Michael Jackson proves, in a really sort of perverse way, that maybe we're not as offended by your behavior as we are entranced by your music. And think about that. Think about what level of quality you must have to attain to have somebody say, "I know that you're accused of having molested children, but I can't hate you for that as much as I love you for your music." I'm not saying that's right or wrong. But I'm saying that its fascinating. That somebody could be that great. That somebody could have that much of a marriage with your emotions just through music.


Sigh. It really is fascinating.

Wednesday, July 1, 2009

d-day

Among those studying for the bar in the summertime, the first week of July (July 1 or July 4 or the July 4 weekend, depending on whom you ask) is The End.
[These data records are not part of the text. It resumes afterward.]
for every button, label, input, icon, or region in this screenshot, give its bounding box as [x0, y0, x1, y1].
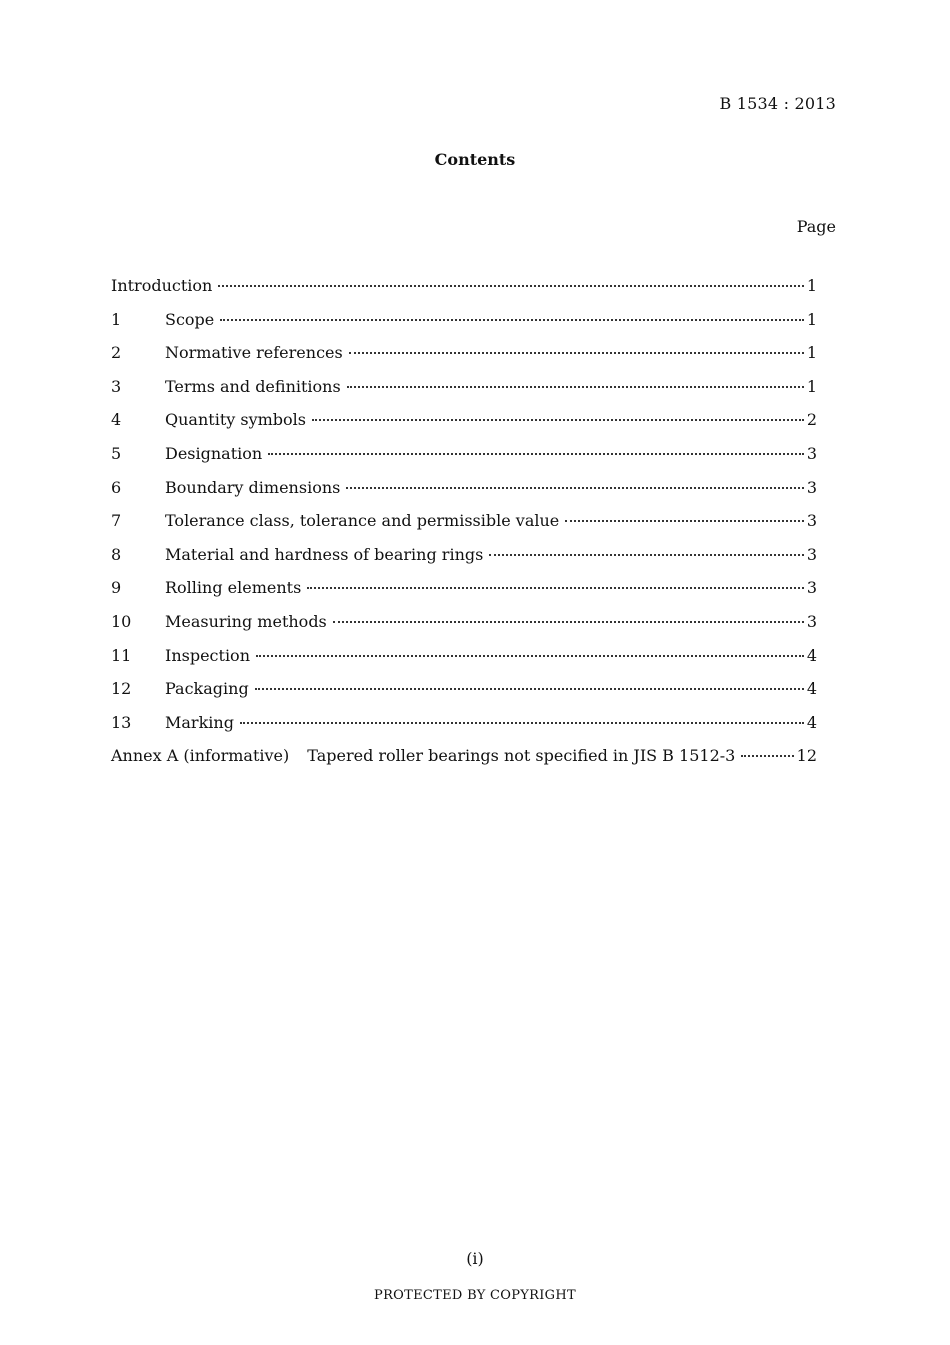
- toc-entry-page: 3: [806, 578, 817, 598]
- dot-leader: [347, 386, 804, 388]
- toc-entry-page: 4: [806, 645, 817, 665]
- toc-entry-number: 4: [111, 410, 122, 430]
- toc-entry-title: Tapered roller bearings not specified in JIS B 1512-3: [307, 746, 736, 766]
- dot-leader: [349, 352, 804, 354]
- toc-entry-number: 8: [111, 544, 122, 564]
- toc-entry[interactable]: [111, 377, 817, 411]
- toc-entry-page: 4: [806, 712, 817, 732]
- dot-leader: [240, 722, 804, 724]
- toc-entry-number: 10: [111, 611, 132, 631]
- dot-leader: [333, 621, 804, 623]
- toc-entry[interactable]: [111, 410, 817, 444]
- dot-leader: [220, 319, 804, 321]
- toc-entry-title: Marking: [165, 712, 234, 732]
- toc-entry-title: Packaging: [165, 679, 249, 699]
- dot-leader: [307, 587, 804, 589]
- toc-entry-page: 3: [806, 544, 817, 564]
- page-number: (i): [466, 1249, 484, 1268]
- table-of-contents: [111, 276, 817, 780]
- dot-leader: [255, 688, 804, 690]
- toc-entry-number: 11: [111, 645, 132, 665]
- toc-entry-page: 2: [806, 410, 817, 430]
- toc-entry-page: 3: [806, 443, 817, 463]
- dot-leader: [256, 655, 804, 657]
- toc-entry-number: 6: [111, 477, 122, 497]
- toc-entry-title: Tolerance class, tolerance and permissible value: [165, 511, 560, 531]
- toc-entry-title: Scope: [165, 309, 215, 329]
- toc-entry-page: 4: [806, 679, 817, 699]
- dot-leader: [489, 554, 803, 556]
- dot-leader: [346, 487, 803, 489]
- toc-entry-title: Terms and definitions: [165, 376, 341, 396]
- page-column-heading: Page: [796, 217, 836, 236]
- toc-entry-title: Designation: [165, 443, 263, 463]
- copyright-notice: PROTECTED BY COPYRIGHT: [374, 1288, 576, 1303]
- toc-entry-number: 3: [111, 376, 122, 396]
- toc-entry-page: 1: [806, 376, 817, 396]
- toc-entry-title: Normative references: [165, 343, 343, 363]
- toc-entry[interactable]: [111, 545, 817, 579]
- toc-entry-title: Measuring methods: [165, 611, 327, 631]
- toc-entry-page: 3: [806, 511, 817, 531]
- toc-entry-page: 12: [796, 746, 817, 766]
- toc-entry[interactable]: [111, 679, 817, 713]
- toc-entry-title: Quantity symbols: [165, 410, 306, 430]
- toc-entry[interactable]: [111, 612, 817, 646]
- toc-entry[interactable]: [111, 478, 817, 512]
- toc-entry-number: 7: [111, 511, 122, 531]
- toc-entry[interactable]: [111, 646, 817, 680]
- toc-entry[interactable]: [111, 310, 817, 344]
- dot-leader: [312, 419, 804, 421]
- toc-entry-number: 1: [111, 309, 122, 329]
- toc-entry-page: 1: [806, 309, 817, 329]
- page-title: Contents: [434, 150, 516, 169]
- dot-leader: [268, 453, 804, 455]
- toc-entry-page: 1: [806, 343, 817, 363]
- annex-label: Annex A (informative): [111, 746, 290, 766]
- toc-entry-number: 13: [111, 712, 132, 732]
- dot-leader: [741, 755, 793, 757]
- toc-entry-annex-a[interactable]: [111, 746, 817, 780]
- toc-entry-title: Material and hardness of bearing rings: [165, 544, 484, 564]
- toc-entry-number: 12: [111, 679, 132, 699]
- toc-entry-title: Introduction: [111, 276, 213, 295]
- toc-entry-introduction[interactable]: [111, 276, 817, 310]
- toc-entry[interactable]: [111, 511, 817, 545]
- toc-entry-page: 3: [806, 611, 817, 631]
- toc-entry-number: 5: [111, 443, 122, 463]
- toc-entry-number: 9: [111, 578, 122, 598]
- toc-entry-title: Rolling elements: [165, 578, 302, 598]
- toc-entry-page: 1: [806, 276, 817, 295]
- toc-entry[interactable]: [111, 444, 817, 478]
- toc-entry[interactable]: [111, 578, 817, 612]
- dot-leader: [565, 520, 804, 522]
- toc-entry-page: 3: [806, 477, 817, 497]
- toc-entry-title: Inspection: [165, 645, 250, 665]
- dot-leader: [218, 285, 803, 287]
- toc-entry[interactable]: [111, 343, 817, 377]
- toc-entry-title: Boundary dimensions: [165, 477, 341, 497]
- toc-entry-number: 2: [111, 343, 122, 363]
- toc-entry[interactable]: [111, 713, 817, 747]
- document-number: B 1534 : 2013: [719, 94, 836, 113]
Before July 1, it's summertime. You go to class, maybe you study some, but mostly, you goof around. After July 1, the panic sets in. People start buckling down. According to BAR/BRI (though their trustworthiness is suspect at best), people spend the last two weeks before the bar studying 10-12 hours per day. Sigh.

Studying for the bar feels very much like running on a treadmill. I keep doing things, but I seem to be getting nowhere. I hate it (oh god, do I hate it), but I can't stop or I will hurt myself. Sometimes I slow down for a second, thinking I'll be able to catch my breath and instead, it means I just have to pick up the pace the next second to not fall off.

I should just keep reminding myself that somewhere upwards of 3/4 of people pass this thing, and surely I can be in the top 75%. Surely. What I need is a nap, a beer, and a steely resolve.